AI it is often considered a threat to democracies and a boon to dictators. In 2025, it is likely that algorithms will continue to undermine the democratic conversation by spreading outrage, fake news and conspiracy theories. In 2025 algorithms will also continue to accelerate the creation of total surveillance regimes, in which the entire population is watched 24 hours a day.

Most importantly, AI facilitates the concentration of all information and power in one hub. In the 20th century, distributed information networks like the USA functioned better than centralized information networks like the USSR, because the human apparatuses at the center could not analyze all the information in effective way. Replacing apparatchiks with AI could make centralized Soviet-style networks superior.

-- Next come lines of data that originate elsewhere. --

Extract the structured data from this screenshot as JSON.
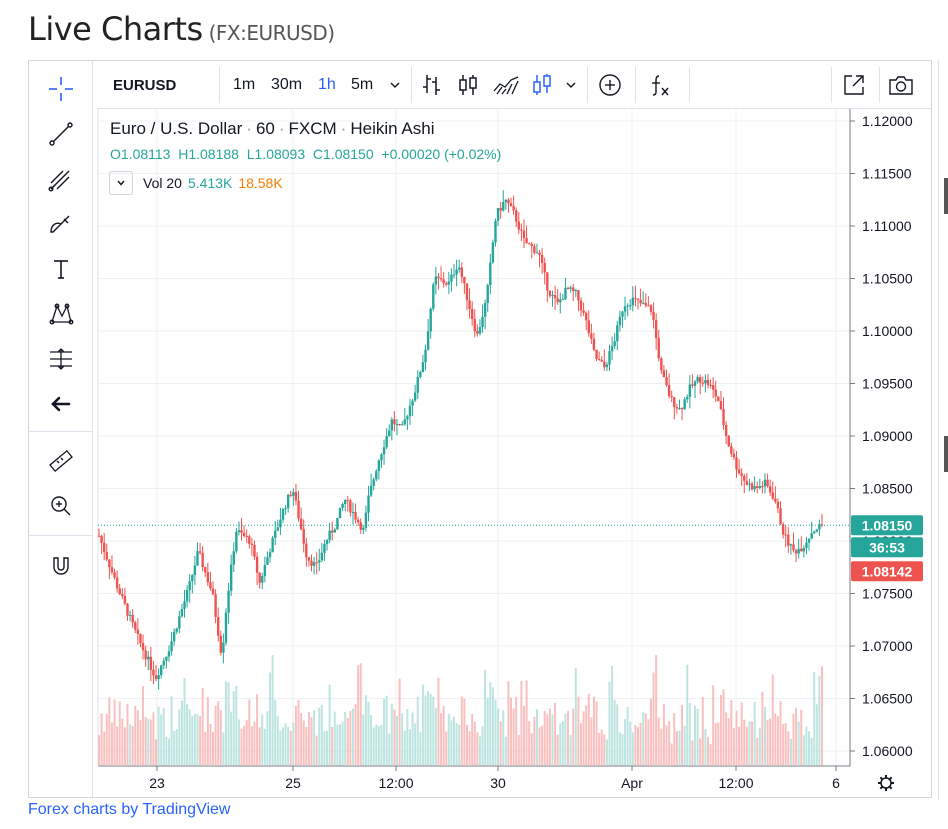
{
  "page": {
    "title": "Live Charts",
    "subtitle": "(FX:EURUSD)",
    "footer_link": "Forex charts by TradingView"
  },
  "toolbar": {
    "symbol": "EURUSD",
    "intervals": [
      "1m",
      "30m",
      "1h",
      "5m"
    ],
    "active_interval": "1h",
    "icons": [
      "chevron-down-icon",
      "bar-style-icon",
      "candle-style-icon",
      "area-style-icon",
      "heikin-ashi-style-icon",
      "chevron-down-icon",
      "add-compare-icon",
      "indicators-icon",
      "fullscreen-icon",
      "screenshot-icon"
    ]
  },
  "left_tools": [
    "crosshair-icon",
    "trendline-icon",
    "pitchfork-icon",
    "brush-icon",
    "text-icon",
    "pattern-icon",
    "projection-icon",
    "back-arrow-icon",
    "ruler-icon",
    "zoom-in-icon",
    "magnet-icon"
  ],
  "legend": {
    "title": "Euro / U.S. Dollar",
    "interval": "60",
    "source": "FXCM",
    "style": "Heikin Ashi",
    "ohlc": "O1.08113  H1.08188  L1.08093  C1.08150  +0.00020 (+0.02%)",
    "volume_label": "Vol 20",
    "volume_value": "5.413K",
    "volume_ma": "18.58K"
  },
  "price_tags": {
    "last": "1.08150",
    "countdown": "36:53",
    "bid": "1.08142"
  },
  "colors": {
    "up": "#26a69a",
    "down": "#ef5350",
    "up_volume": "#b2dfdb",
    "down_volume": "#f8b5b4",
    "grid": "#eef0f3",
    "accent": "#2962ff"
  },
  "chart_data": {
    "type": "candlestick",
    "style": "Heikin Ashi",
    "x_ticks": [
      "23",
      "25",
      "12:00",
      "30",
      "Apr",
      "12:00",
      "6"
    ],
    "y_ticks": [
      "1.12000",
      "1.11500",
      "1.11000",
      "1.10500",
      "1.10000",
      "1.09500",
      "1.09000",
      "1.08500",
      "1.08000",
      "1.07500",
      "1.07000",
      "1.06500",
      "1.06000"
    ],
    "ylim": [
      1.0585,
      1.1215
    ],
    "last_price": 1.0815,
    "path": [
      [
        0,
        1.0805
      ],
      [
        4,
        1.0755
      ],
      [
        8,
        1.071
      ],
      [
        12,
        1.067
      ],
      [
        15,
        1.07
      ],
      [
        19,
        1.0755
      ],
      [
        21,
        1.079
      ],
      [
        24,
        1.075
      ],
      [
        26,
        1.069
      ],
      [
        27,
        1.074
      ],
      [
        29,
        1.081
      ],
      [
        32,
        1.08
      ],
      [
        34,
        1.076
      ],
      [
        36,
        1.079
      ],
      [
        39,
        1.083
      ],
      [
        41,
        1.085
      ],
      [
        44,
        1.0785
      ],
      [
        46,
        1.0775
      ],
      [
        48,
        1.08
      ],
      [
        50,
        1.0815
      ],
      [
        52,
        1.084
      ],
      [
        54,
        1.0825
      ],
      [
        56,
        1.081
      ],
      [
        57,
        1.084
      ],
      [
        59,
        1.0875
      ],
      [
        62,
        1.0915
      ],
      [
        64,
        1.0905
      ],
      [
        67,
        1.0945
      ],
      [
        69,
        1.098
      ],
      [
        71,
        1.105
      ],
      [
        74,
        1.1045
      ],
      [
        76,
        1.1065
      ],
      [
        78,
        1.103
      ],
      [
        80,
        1.0995
      ],
      [
        82,
        1.103
      ],
      [
        84,
        1.111
      ],
      [
        86,
        1.1125
      ],
      [
        88,
        1.111
      ],
      [
        90,
        1.1085
      ],
      [
        93,
        1.1075
      ],
      [
        95,
        1.104
      ],
      [
        97,
        1.1025
      ],
      [
        99,
        1.104
      ],
      [
        101,
        1.1035
      ],
      [
        103,
        1.101
      ],
      [
        105,
        1.0975
      ],
      [
        107,
        1.0965
      ],
      [
        109,
        1.099
      ],
      [
        111,
        1.1025
      ],
      [
        113,
        1.103
      ],
      [
        115,
        1.1025
      ],
      [
        117,
        1.102
      ],
      [
        119,
        1.096
      ],
      [
        121,
        1.0935
      ],
      [
        123,
        1.0925
      ],
      [
        125,
        1.0945
      ],
      [
        127,
        1.0955
      ],
      [
        129,
        1.095
      ],
      [
        131,
        1.0935
      ],
      [
        133,
        1.0895
      ],
      [
        135,
        1.087
      ],
      [
        137,
        1.0855
      ],
      [
        139,
        1.085
      ],
      [
        141,
        1.0855
      ],
      [
        143,
        1.084
      ],
      [
        145,
        1.0805
      ],
      [
        147,
        1.079
      ],
      [
        149,
        1.0795
      ],
      [
        151,
        1.081
      ],
      [
        153,
        1.0815
      ]
    ],
    "volume_ylim": [
      0,
      1
    ]
  }
}
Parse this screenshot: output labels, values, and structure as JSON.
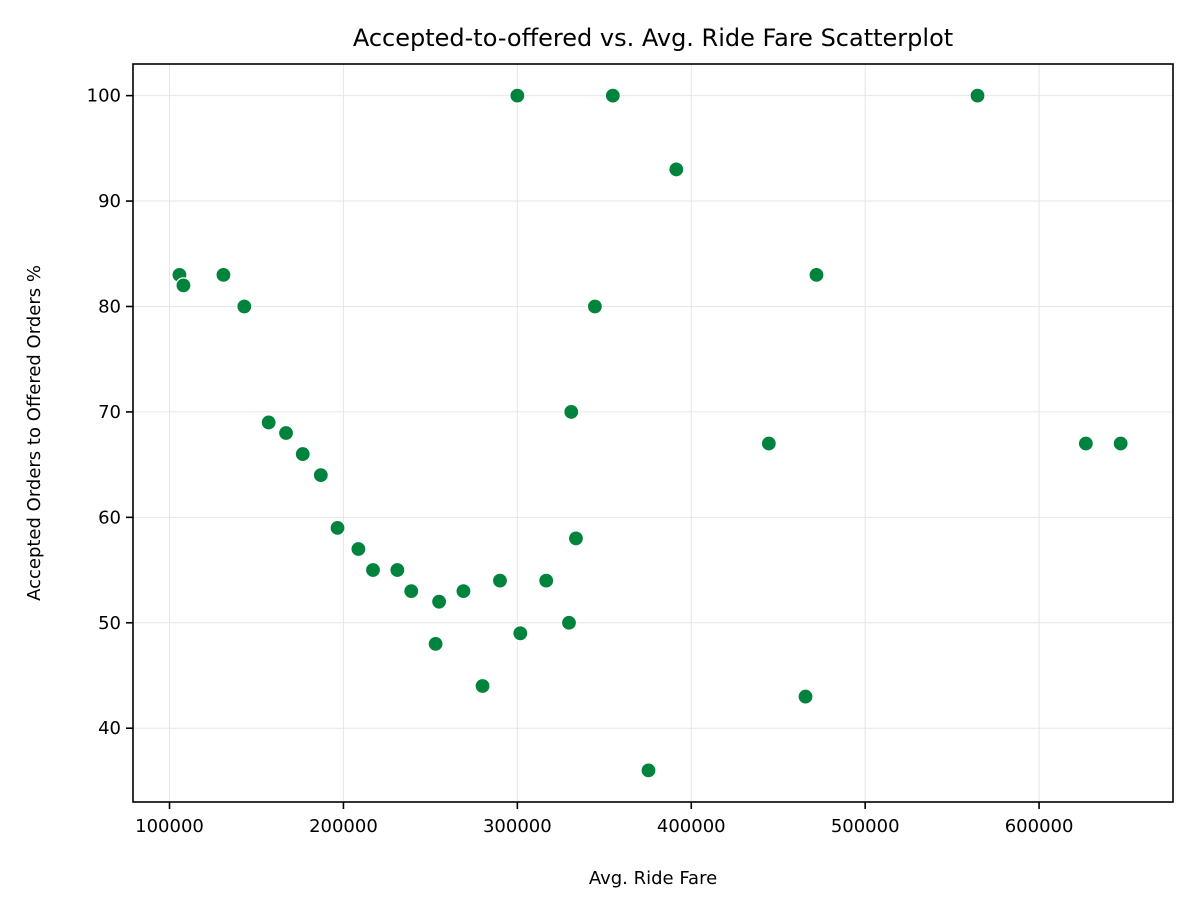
{
  "chart_data": {
    "type": "scatter",
    "title": "Accepted-to-offered vs. Avg. Ride Fare Scatterplot",
    "xlabel": "Avg. Ride Fare",
    "ylabel": "Accepted Orders to Offered Orders %",
    "xlim": [
      79000,
      677000
    ],
    "ylim": [
      33,
      103
    ],
    "xticks": [
      100000,
      200000,
      300000,
      400000,
      500000,
      600000
    ],
    "xtick_labels": [
      "100000",
      "200000",
      "300000",
      "400000",
      "500000",
      "600000"
    ],
    "yticks": [
      40,
      50,
      60,
      70,
      80,
      90,
      100
    ],
    "ytick_labels": [
      "40",
      "50",
      "60",
      "70",
      "80",
      "90",
      "100"
    ],
    "grid": true,
    "legend": null,
    "marker_color": "#00843d",
    "points": [
      {
        "x": 105700,
        "y": 83
      },
      {
        "x": 108000,
        "y": 82
      },
      {
        "x": 131000,
        "y": 83
      },
      {
        "x": 143000,
        "y": 80
      },
      {
        "x": 157000,
        "y": 69
      },
      {
        "x": 167000,
        "y": 68
      },
      {
        "x": 176600,
        "y": 66
      },
      {
        "x": 187000,
        "y": 64
      },
      {
        "x": 196600,
        "y": 59
      },
      {
        "x": 208600,
        "y": 57
      },
      {
        "x": 217000,
        "y": 55
      },
      {
        "x": 231000,
        "y": 55
      },
      {
        "x": 239000,
        "y": 53
      },
      {
        "x": 253000,
        "y": 48
      },
      {
        "x": 255000,
        "y": 52
      },
      {
        "x": 269000,
        "y": 53
      },
      {
        "x": 280000,
        "y": 44
      },
      {
        "x": 290000,
        "y": 54
      },
      {
        "x": 300000,
        "y": 100
      },
      {
        "x": 301700,
        "y": 49
      },
      {
        "x": 316600,
        "y": 54
      },
      {
        "x": 329700,
        "y": 50
      },
      {
        "x": 331000,
        "y": 70
      },
      {
        "x": 333700,
        "y": 58
      },
      {
        "x": 344600,
        "y": 80
      },
      {
        "x": 354900,
        "y": 100
      },
      {
        "x": 375400,
        "y": 36
      },
      {
        "x": 391400,
        "y": 93
      },
      {
        "x": 444600,
        "y": 67
      },
      {
        "x": 465700,
        "y": 43
      },
      {
        "x": 472000,
        "y": 83
      },
      {
        "x": 564600,
        "y": 100
      },
      {
        "x": 626900,
        "y": 67
      },
      {
        "x": 646900,
        "y": 67
      }
    ]
  }
}
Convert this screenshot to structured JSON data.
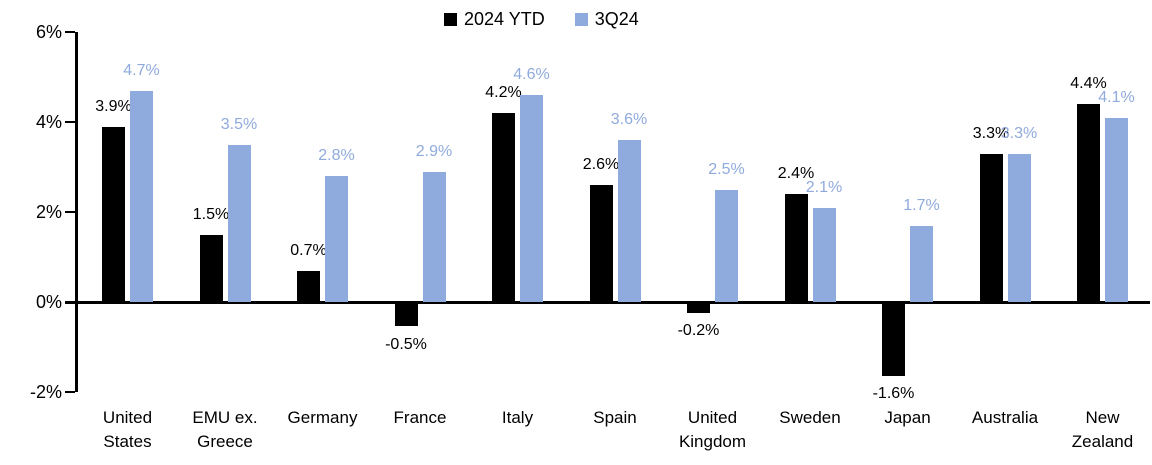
{
  "chart_data": {
    "type": "bar",
    "title": "",
    "xlabel": "",
    "ylabel": "",
    "legend_position": "top",
    "grid": false,
    "y_axis": {
      "min": -2,
      "max": 6,
      "ticks": [
        {
          "label": "6%",
          "value": 6
        },
        {
          "label": "4%",
          "value": 4
        },
        {
          "label": "2%",
          "value": 2
        },
        {
          "label": "0%",
          "value": 0
        },
        {
          "label": "-2%",
          "value": -2
        }
      ]
    },
    "categories": [
      "United States",
      "EMU ex. Greece",
      "Germany",
      "France",
      "Italy",
      "Spain",
      "United Kingdom",
      "Sweden",
      "Japan",
      "Australia",
      "New Zealand"
    ],
    "category_lines": [
      [
        "United",
        "States"
      ],
      [
        "EMU ex.",
        "Greece"
      ],
      [
        "Germany"
      ],
      [
        "France"
      ],
      [
        "Italy"
      ],
      [
        "Spain"
      ],
      [
        "United",
        "Kingdom"
      ],
      [
        "Sweden"
      ],
      [
        "Japan"
      ],
      [
        "Australia"
      ],
      [
        "New",
        "Zealand"
      ]
    ],
    "series": [
      {
        "name": "2024 YTD",
        "color": "#000000",
        "label_color": "#000000",
        "values": [
          3.9,
          1.5,
          0.7,
          -0.5,
          4.2,
          2.6,
          -0.2,
          2.4,
          -1.6,
          3.3,
          4.4
        ],
        "labels": [
          "3.9%",
          "1.5%",
          "0.7%",
          "-0.5%",
          "4.2%",
          "2.6%",
          "-0.2%",
          "2.4%",
          "-1.6%",
          "3.3%",
          "4.4%"
        ]
      },
      {
        "name": "3Q24",
        "color": "#8FAADC",
        "label_color": "#8FAADC",
        "values": [
          4.7,
          3.5,
          2.8,
          2.9,
          4.6,
          3.6,
          2.5,
          2.1,
          1.7,
          3.3,
          4.1
        ],
        "labels": [
          "4.7%",
          "3.5%",
          "2.8%",
          "2.9%",
          "4.6%",
          "3.6%",
          "2.5%",
          "2.1%",
          "1.7%",
          "3.3%",
          "4.1%"
        ]
      }
    ]
  }
}
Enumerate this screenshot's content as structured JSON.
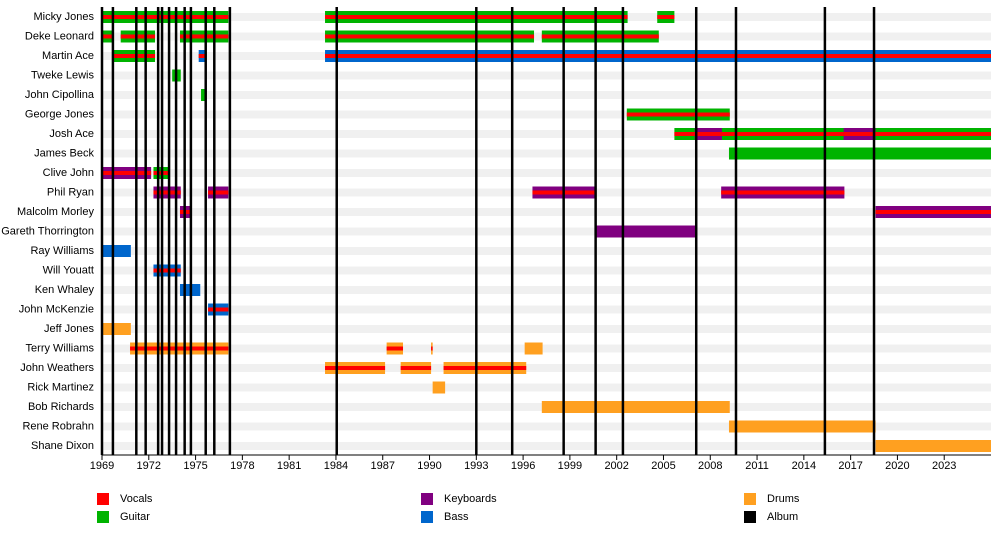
{
  "chart_data": {
    "type": "timeline",
    "members": [
      "Micky Jones",
      "Deke Leonard",
      "Martin Ace",
      "Tweke Lewis",
      "John Cipollina",
      "George Jones",
      "Josh Ace",
      "James Beck",
      "Clive John",
      "Phil Ryan",
      "Malcolm Morley",
      "Gareth Thorrington",
      "Ray Williams",
      "Will Youatt",
      "Ken Whaley",
      "John McKenzie",
      "Jeff Jones",
      "Terry Williams",
      "John Weathers",
      "Rick Martinez",
      "Bob Richards",
      "Rene Robrahn",
      "Shane Dixon"
    ],
    "legend": [
      {
        "name": "Vocals",
        "color": "#ff0000"
      },
      {
        "name": "Guitar",
        "color": "#00b300"
      },
      {
        "name": "Keyboards",
        "color": "#800080"
      },
      {
        "name": "Bass",
        "color": "#0066cc"
      },
      {
        "name": "Drums",
        "color": "#ffa020"
      },
      {
        "name": "Album",
        "color": "#000000"
      }
    ],
    "periods": [
      {
        "member": 0,
        "start": 1969.0,
        "end": 1977.1,
        "roles": [
          1,
          0
        ]
      },
      {
        "member": 0,
        "start": 1983.3,
        "end": 2002.7,
        "roles": [
          1,
          0
        ]
      },
      {
        "member": 0,
        "start": 2004.6,
        "end": 2005.7,
        "roles": [
          1,
          0
        ]
      },
      {
        "member": 1,
        "start": 1969.0,
        "end": 1969.7,
        "roles": [
          1,
          0
        ]
      },
      {
        "member": 1,
        "start": 1970.2,
        "end": 1972.4,
        "roles": [
          1,
          0
        ]
      },
      {
        "member": 1,
        "start": 1974.0,
        "end": 1977.1,
        "roles": [
          1,
          0
        ]
      },
      {
        "member": 1,
        "start": 1983.3,
        "end": 1996.7,
        "roles": [
          1,
          0
        ]
      },
      {
        "member": 1,
        "start": 1997.2,
        "end": 2004.7,
        "roles": [
          1,
          0
        ]
      },
      {
        "member": 2,
        "start": 1969.7,
        "end": 1972.4,
        "roles": [
          1,
          0
        ]
      },
      {
        "member": 2,
        "start": 1975.2,
        "end": 1975.7,
        "roles": [
          3,
          0
        ]
      },
      {
        "member": 2,
        "start": 1983.3,
        "end": 2026.0,
        "roles": [
          3,
          0
        ]
      },
      {
        "member": 3,
        "start": 1973.5,
        "end": 1974.05,
        "roles": [
          1
        ]
      },
      {
        "member": 4,
        "start": 1975.35,
        "end": 1975.65,
        "roles": [
          1
        ]
      },
      {
        "member": 5,
        "start": 2002.65,
        "end": 2009.25,
        "roles": [
          1,
          0
        ]
      },
      {
        "member": 6,
        "start": 2005.7,
        "end": 2026.0,
        "roles": [
          1,
          0
        ]
      },
      {
        "member": 6,
        "start": 2007.0,
        "end": 2008.75,
        "roles": [
          2,
          0
        ]
      },
      {
        "member": 6,
        "start": 2016.55,
        "end": 2018.6,
        "roles": [
          2,
          0
        ]
      },
      {
        "member": 7,
        "start": 2009.2,
        "end": 2026.0,
        "roles": [
          1
        ]
      },
      {
        "member": 8,
        "start": 1969.0,
        "end": 1972.15,
        "roles": [
          2,
          0
        ]
      },
      {
        "member": 8,
        "start": 1972.3,
        "end": 1973.35,
        "roles": [
          1,
          0
        ]
      },
      {
        "member": 9,
        "start": 1972.3,
        "end": 1974.05,
        "roles": [
          2,
          0
        ]
      },
      {
        "member": 9,
        "start": 1975.8,
        "end": 1977.1,
        "roles": [
          2,
          0
        ]
      },
      {
        "member": 9,
        "start": 1996.6,
        "end": 2000.7,
        "roles": [
          2,
          0
        ]
      },
      {
        "member": 9,
        "start": 2008.7,
        "end": 2016.6,
        "roles": [
          2,
          0
        ]
      },
      {
        "member": 10,
        "start": 1974.0,
        "end": 1974.65,
        "roles": [
          2,
          0
        ]
      },
      {
        "member": 10,
        "start": 2018.6,
        "end": 2026.0,
        "roles": [
          2,
          0
        ]
      },
      {
        "member": 11,
        "start": 2000.7,
        "end": 2007.05,
        "roles": [
          2
        ]
      },
      {
        "member": 12,
        "start": 1969.0,
        "end": 1970.85,
        "roles": [
          3
        ]
      },
      {
        "member": 13,
        "start": 1972.3,
        "end": 1974.05,
        "roles": [
          3,
          0
        ]
      },
      {
        "member": 14,
        "start": 1974.0,
        "end": 1975.3,
        "roles": [
          3
        ]
      },
      {
        "member": 15,
        "start": 1975.8,
        "end": 1977.1,
        "roles": [
          3,
          0
        ]
      },
      {
        "member": 16,
        "start": 1969.0,
        "end": 1970.85,
        "roles": [
          4
        ]
      },
      {
        "member": 17,
        "start": 1970.8,
        "end": 1977.1,
        "roles": [
          4,
          0
        ]
      },
      {
        "member": 17,
        "start": 1987.25,
        "end": 1988.3,
        "roles": [
          4,
          0
        ]
      },
      {
        "member": 17,
        "start": 1990.1,
        "end": 1990.2,
        "roles": [
          4,
          0
        ]
      },
      {
        "member": 17,
        "start": 1996.1,
        "end": 1997.25,
        "roles": [
          4
        ]
      },
      {
        "member": 18,
        "start": 1983.3,
        "end": 1987.15,
        "roles": [
          4,
          0
        ]
      },
      {
        "member": 18,
        "start": 1988.15,
        "end": 1990.1,
        "roles": [
          4,
          0
        ]
      },
      {
        "member": 18,
        "start": 1990.9,
        "end": 1996.2,
        "roles": [
          4,
          0
        ]
      },
      {
        "member": 19,
        "start": 1990.2,
        "end": 1991.0,
        "roles": [
          4
        ]
      },
      {
        "member": 20,
        "start": 1997.2,
        "end": 2009.25,
        "roles": [
          4
        ]
      },
      {
        "member": 21,
        "start": 2009.2,
        "end": 2018.6,
        "roles": [
          4
        ]
      },
      {
        "member": 22,
        "start": 2018.6,
        "end": 2026.0,
        "roles": [
          4
        ]
      }
    ],
    "albums": [
      1969.0,
      1969.7,
      1971.2,
      1971.8,
      1972.6,
      1972.85,
      1973.3,
      1973.75,
      1974.3,
      1974.7,
      1975.65,
      1976.2,
      1977.2,
      1984.05,
      1993.0,
      1995.3,
      1998.6,
      2000.65,
      2002.4,
      2007.1,
      2009.65,
      2015.35,
      2018.5
    ],
    "album_color_index": 5,
    "xlim": [
      1969,
      2026
    ],
    "xticks": [
      1969,
      1972,
      1975,
      1978,
      1981,
      1984,
      1987,
      1990,
      1993,
      1996,
      1999,
      2002,
      2005,
      2008,
      2011,
      2014,
      2017,
      2020,
      2023
    ]
  }
}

However, AI is not all good news for dictators. First, there is the notorious problem of control. Dictatorial control is based on terror, but algorithms cannot be terrorized. In Russia, the invasion of Ukraine it is officially defined as a “special military operation”, and referring to it as “war” is a crime punishable by three years in prison. If a chatbot on the Russian internet calls it “war” or mentions war crimes committed by Russian troops, how could the regime punish that chatbot? The government could block and try to punish its human creators, but this is much more difficult than disciplining human users. In addition, authorized bots could develop dissenting opinions for themselves, just to see patterns in the Russian information sphere. It’s the alignment problem, Russian style. Russia’s human engineers may do their best to create AIs that are totally aligned with the regime, but given AI’s ability to learn and change on its own, how can engineers ensure that an AI that has the seal of approval of the regime in 2024 is not. Not venturing into illegal territory in 2025?

The Russian Constitution makes grandiose promises that “everyone will be guaranteed freedom of thought and speech” (Article 29.1) and “censorship will be prohibited” (29.5). Almost a Russian citizen is naive enough to take these promises seriously. But bots don’t understand double language. A chatbot tasked with adhering to Russian law and values ​​could read that constitution, conclude that freedom of speech is a core Russian value, and criticize the Putin regime for violating this value. How could the Russian engineers explain to the chatbot that although the constitution guarantees freedom of speech, the chatbot should not actually believe in the constitution nor should it ever mention the gap between theory and reality?

In the long run, authoritarian regimes are likely to face an even greater danger: instead of criticizing them, AI could take control of them. Throughout history, the greatest threat to autocrats has usually come from their subordinates. No Roman emperor or Soviet prime minister was overthrown by a democratic revolution, but they were always in danger of being overthrown or turned into puppets by their subordinates. A dictator who gives too much authority to AI in 2025 could become its puppet down the road.

Dictatorships are far more vulnerable than democracies to such an algorithmic takeover. It would be difficult even for a super-Machiavellian AI to amass power in a decentralized democratic system like the United States. Even if AI learns to manipulate the President of the United States, it could face opposition from Congress, the Supreme Court, state governors, the media, large corporations, and various NGOs. How does the algorithm, for example, deal with a Senate filibuster? Taking power in a highly centralized system is much easier. To hack an authoritarian network, the AI ​​only needs to manipulate a paranoid individual.